Información sobre pedidos
| Nombre del producto | Número de catálogo | UNIDAD | Precio | CANTIDAD | Favoritos | |
Plásmido Doble Nickase (h) SR-1A | sc-401329-NIC | 20 µg | $410.00 | |||
Plásmido Doble Nickase (h2) SR-1A | sc-401329-NIC-2 | 20 µg | $410.00 |
HTR1A codifica el receptor humano de 5-hidroxitriptamina 1A (SR-1A), un GPCR acoplado a Gi/o que modula la excitabilidad neuronal y la liberación de neurotransmisores mediante la inhibición de la adenilil ciclasa, la reducción de la señalización cAMP/PKA y la regulación de la conductancia de canales iónicos. SR-1A participa en redes canónicas de señalización de la serotonina y puede influir en vías posteriores asociadas a MAPK/ERK y PI3K que moldean la plasticidad sináptica y programas transcripcionales sensibles al estrés. Como autorreceptor y heterorreceptor en circuitos serotoninérgicos, HTR1A se estudia ampliamente en el contexto de la regulación del estado de ánimo, fenotipos relacionados con la ansiedad y asociaciones con rasgos neuropsiquiátricos. En tejidos periféricos, la señalización de SR-1A también contribuye al control serotoninérgico más amplio de la homeostasis celular, respaldando trabajos mecanísticos en modelos neuronales y no neuronales.
SR-1A El plásmido de doble nicasa (h) consiste en un par de plásmidos emparejados diseñados para la edición de alta especificidad del locus HTR1A en líneas celulares human. Cada plásmido expresa una nicasa Cas9 D10A y un ARN guía específico (sgRNA) dirigido a cadenas de ADN opuestas dentro de HTR1A. Cuando se dirigen a sitios adyacentes en cadenas de ADN opuestas, las dos nicasas generan cortes en cadena simple desplazados que, juntos, producen una rotura de doble cadena escalonada, lo que requiere una actividad coordinada sobre el objetivo por parte de ambas guías. La rotura de ADN resultante se resuelve mediante vías de reparación celular endógenas, más comúnmente a través de la unión de extremos no homólogos (NHEJ), lo que da lugar a inserciones o deleciones que alteran la función de HTR1A. Al requerir la participación de dos ARN guía en el locus diana, el enfoque de doble corte mejora la especificidad de la edición y proporciona una estrategia CRISPR complementaria para aplicaciones en las que se desea un control adicional sobre la precisión de la orientación.

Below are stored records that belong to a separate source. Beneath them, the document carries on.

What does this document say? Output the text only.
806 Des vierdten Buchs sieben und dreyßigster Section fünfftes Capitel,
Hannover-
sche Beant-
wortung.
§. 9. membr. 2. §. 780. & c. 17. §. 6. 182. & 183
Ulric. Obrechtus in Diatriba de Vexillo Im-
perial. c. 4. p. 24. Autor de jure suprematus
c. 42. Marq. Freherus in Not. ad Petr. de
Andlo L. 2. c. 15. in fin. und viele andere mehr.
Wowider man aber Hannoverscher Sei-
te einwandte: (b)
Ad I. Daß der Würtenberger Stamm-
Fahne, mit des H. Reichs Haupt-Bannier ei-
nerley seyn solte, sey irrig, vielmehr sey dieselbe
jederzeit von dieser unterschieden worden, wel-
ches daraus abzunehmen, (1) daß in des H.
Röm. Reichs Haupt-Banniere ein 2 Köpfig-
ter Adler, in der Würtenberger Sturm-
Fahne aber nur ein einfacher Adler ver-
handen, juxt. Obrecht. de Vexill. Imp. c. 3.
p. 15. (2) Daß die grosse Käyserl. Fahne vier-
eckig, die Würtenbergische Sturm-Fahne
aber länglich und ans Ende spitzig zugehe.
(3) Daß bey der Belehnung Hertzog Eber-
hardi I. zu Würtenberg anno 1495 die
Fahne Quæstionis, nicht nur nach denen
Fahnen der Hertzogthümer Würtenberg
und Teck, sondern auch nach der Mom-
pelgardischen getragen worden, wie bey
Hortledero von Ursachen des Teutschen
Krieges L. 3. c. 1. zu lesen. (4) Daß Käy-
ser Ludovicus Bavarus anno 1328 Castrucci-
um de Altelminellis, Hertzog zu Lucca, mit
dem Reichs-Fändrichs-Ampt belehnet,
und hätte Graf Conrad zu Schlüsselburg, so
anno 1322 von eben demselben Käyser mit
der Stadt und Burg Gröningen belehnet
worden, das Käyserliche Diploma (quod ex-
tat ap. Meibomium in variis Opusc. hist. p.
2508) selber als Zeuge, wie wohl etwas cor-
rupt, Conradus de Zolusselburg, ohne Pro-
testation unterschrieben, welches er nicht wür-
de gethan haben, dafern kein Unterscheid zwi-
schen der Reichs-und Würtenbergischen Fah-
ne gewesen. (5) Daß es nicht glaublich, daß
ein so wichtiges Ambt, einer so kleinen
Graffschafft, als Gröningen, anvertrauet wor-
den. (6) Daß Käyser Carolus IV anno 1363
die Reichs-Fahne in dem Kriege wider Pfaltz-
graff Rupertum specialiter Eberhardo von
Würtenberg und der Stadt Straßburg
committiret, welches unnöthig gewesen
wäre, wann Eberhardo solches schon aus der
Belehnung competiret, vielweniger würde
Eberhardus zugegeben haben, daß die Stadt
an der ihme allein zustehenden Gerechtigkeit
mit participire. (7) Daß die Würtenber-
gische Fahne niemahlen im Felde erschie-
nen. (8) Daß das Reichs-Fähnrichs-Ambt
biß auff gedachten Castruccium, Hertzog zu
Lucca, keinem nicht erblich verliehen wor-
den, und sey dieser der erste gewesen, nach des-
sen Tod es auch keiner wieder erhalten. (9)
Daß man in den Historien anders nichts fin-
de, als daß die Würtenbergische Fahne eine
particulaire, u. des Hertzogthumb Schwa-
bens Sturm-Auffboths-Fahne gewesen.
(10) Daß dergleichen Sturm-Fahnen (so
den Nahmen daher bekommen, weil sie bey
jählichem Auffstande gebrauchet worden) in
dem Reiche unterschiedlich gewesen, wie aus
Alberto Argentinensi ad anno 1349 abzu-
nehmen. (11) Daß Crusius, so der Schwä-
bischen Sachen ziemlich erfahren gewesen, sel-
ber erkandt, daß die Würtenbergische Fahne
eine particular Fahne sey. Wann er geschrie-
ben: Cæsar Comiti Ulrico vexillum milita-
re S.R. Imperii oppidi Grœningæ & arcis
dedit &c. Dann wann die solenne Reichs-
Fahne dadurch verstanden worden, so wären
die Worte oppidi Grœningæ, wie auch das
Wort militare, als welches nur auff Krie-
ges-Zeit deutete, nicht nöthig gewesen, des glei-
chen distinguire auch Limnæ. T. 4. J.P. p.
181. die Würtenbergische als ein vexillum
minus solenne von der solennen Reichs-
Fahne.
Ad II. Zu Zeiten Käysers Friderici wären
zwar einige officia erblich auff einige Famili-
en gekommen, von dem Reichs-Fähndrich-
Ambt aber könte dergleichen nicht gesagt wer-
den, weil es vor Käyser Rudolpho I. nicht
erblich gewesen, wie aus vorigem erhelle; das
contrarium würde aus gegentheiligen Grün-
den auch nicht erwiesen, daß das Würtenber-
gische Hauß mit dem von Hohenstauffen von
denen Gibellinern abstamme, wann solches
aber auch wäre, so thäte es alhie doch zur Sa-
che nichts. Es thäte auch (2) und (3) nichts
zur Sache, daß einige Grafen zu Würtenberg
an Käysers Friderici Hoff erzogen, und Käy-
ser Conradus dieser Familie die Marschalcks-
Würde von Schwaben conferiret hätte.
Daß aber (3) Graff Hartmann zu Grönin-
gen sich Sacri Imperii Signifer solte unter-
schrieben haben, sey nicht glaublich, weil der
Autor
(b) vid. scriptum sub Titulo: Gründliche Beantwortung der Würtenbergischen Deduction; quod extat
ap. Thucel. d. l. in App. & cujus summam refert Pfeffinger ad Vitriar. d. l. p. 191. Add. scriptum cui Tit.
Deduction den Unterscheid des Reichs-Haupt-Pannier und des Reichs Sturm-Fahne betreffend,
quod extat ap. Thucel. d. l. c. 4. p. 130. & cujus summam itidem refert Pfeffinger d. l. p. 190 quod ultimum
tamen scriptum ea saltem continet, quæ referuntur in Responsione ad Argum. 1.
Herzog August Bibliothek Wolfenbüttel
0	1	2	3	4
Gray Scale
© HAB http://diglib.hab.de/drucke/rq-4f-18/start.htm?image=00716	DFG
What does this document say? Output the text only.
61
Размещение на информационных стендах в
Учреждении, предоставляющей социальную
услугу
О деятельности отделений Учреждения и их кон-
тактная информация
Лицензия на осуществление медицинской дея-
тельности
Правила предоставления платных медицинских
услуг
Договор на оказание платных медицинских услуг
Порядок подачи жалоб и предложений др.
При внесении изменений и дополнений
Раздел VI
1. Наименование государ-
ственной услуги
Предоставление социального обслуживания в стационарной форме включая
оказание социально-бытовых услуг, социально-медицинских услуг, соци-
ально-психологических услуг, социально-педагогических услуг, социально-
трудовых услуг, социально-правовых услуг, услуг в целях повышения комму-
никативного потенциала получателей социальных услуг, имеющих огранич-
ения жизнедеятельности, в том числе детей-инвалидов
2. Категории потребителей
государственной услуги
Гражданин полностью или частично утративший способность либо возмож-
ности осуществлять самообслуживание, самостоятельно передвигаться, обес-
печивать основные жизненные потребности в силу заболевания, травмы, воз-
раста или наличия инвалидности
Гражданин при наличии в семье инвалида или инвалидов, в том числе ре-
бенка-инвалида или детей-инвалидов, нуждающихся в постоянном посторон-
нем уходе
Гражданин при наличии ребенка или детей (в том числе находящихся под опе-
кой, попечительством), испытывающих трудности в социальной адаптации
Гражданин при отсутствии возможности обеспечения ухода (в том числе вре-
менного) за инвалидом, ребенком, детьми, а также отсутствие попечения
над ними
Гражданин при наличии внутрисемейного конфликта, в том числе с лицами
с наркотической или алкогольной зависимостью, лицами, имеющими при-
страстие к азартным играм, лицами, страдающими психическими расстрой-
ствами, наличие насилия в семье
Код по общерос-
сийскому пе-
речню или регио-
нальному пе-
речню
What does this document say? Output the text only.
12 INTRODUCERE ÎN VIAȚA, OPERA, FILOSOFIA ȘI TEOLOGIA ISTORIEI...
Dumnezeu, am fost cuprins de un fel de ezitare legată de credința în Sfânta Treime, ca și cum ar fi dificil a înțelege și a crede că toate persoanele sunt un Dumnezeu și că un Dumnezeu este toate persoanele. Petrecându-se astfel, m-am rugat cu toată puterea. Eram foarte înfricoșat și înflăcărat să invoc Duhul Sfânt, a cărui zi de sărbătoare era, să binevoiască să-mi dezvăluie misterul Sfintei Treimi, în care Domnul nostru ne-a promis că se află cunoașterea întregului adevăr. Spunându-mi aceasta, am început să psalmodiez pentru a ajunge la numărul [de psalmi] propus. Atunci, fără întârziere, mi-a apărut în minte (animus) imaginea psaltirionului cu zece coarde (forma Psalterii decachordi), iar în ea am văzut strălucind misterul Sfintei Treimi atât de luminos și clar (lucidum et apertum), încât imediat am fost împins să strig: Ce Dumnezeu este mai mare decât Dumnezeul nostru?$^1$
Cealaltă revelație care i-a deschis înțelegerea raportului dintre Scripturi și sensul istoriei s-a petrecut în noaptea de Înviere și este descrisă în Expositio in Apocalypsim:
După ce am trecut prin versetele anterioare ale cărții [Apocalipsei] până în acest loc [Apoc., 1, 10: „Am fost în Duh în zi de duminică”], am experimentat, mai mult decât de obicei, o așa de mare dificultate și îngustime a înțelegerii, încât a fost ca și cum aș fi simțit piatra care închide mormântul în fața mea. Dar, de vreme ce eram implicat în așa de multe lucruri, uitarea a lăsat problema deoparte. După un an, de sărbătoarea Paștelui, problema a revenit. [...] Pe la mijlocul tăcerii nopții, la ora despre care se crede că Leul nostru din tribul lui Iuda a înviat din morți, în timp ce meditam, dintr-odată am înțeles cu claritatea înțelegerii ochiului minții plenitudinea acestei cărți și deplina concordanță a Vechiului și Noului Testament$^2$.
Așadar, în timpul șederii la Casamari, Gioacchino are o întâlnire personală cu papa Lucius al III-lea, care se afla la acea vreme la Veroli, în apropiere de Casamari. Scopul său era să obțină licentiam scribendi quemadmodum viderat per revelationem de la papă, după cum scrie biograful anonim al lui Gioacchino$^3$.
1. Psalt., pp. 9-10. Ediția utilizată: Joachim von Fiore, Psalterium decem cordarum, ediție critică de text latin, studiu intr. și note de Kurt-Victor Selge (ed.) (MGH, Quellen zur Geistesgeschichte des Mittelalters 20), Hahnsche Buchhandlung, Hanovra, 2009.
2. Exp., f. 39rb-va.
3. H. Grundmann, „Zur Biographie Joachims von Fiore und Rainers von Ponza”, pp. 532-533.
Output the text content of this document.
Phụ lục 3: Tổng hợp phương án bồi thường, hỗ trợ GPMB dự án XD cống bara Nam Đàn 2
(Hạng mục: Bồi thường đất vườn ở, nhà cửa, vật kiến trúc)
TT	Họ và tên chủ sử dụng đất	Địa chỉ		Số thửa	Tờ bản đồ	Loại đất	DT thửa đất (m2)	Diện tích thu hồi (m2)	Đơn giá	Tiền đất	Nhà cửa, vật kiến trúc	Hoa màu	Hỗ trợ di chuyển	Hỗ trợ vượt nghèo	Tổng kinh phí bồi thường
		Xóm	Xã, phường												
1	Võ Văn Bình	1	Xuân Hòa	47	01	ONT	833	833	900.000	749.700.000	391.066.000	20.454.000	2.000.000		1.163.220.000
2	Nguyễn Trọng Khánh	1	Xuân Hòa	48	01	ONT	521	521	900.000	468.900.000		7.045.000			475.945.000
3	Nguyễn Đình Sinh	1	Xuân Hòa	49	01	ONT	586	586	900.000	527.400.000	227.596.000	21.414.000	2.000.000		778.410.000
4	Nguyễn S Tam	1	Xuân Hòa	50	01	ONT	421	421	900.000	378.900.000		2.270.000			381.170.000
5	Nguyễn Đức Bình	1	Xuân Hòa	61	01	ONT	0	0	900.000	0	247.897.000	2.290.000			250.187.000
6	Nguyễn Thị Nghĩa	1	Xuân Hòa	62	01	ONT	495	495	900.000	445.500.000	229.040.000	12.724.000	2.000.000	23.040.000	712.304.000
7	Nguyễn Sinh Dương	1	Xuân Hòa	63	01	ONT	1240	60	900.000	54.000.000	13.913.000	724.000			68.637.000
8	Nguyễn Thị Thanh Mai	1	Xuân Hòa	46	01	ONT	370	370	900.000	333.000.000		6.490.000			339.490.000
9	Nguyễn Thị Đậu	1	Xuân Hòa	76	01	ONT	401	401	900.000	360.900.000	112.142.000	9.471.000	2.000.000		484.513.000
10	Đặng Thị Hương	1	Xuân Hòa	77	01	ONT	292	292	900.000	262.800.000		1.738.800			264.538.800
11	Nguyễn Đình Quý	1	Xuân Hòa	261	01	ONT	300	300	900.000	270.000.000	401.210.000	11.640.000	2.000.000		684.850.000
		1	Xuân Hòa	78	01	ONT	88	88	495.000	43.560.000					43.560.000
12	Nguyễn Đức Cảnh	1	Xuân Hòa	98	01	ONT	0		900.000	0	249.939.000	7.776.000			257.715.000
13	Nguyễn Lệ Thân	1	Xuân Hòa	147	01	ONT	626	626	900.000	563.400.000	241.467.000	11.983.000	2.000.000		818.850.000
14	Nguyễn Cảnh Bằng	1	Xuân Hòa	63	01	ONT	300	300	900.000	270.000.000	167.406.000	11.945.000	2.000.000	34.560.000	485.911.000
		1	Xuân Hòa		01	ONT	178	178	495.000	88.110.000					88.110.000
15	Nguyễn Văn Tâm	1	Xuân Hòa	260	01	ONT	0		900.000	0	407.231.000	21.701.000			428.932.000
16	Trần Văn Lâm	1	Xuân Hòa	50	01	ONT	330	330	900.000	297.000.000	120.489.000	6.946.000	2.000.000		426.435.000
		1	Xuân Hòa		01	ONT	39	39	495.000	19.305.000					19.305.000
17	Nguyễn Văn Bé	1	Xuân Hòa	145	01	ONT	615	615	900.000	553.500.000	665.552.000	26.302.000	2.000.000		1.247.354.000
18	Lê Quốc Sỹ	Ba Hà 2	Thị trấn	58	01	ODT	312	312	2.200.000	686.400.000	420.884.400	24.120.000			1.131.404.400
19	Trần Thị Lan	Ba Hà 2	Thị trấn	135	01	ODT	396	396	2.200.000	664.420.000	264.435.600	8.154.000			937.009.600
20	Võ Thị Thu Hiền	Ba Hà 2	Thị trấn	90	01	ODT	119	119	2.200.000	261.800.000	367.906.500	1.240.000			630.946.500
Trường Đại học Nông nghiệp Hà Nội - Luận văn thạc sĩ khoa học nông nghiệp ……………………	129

Para facilitar la identificación eficiente de las células editadas, un plásmido codifica GFP para la visualización fluorescente de las poblaciones transfectadas, mientras que el plásmido complementario lleva un gen de resistencia a la puromicina para la selección con antibióticos. En conjunto, estas características facilitan el enriquecimiento eficiente de las poblaciones cotransfectadas y simplifican la validación de los clones con HTR1A alterado.
Sólo para uso en investigación. No destinado a uso diagnóstico o terapéutico.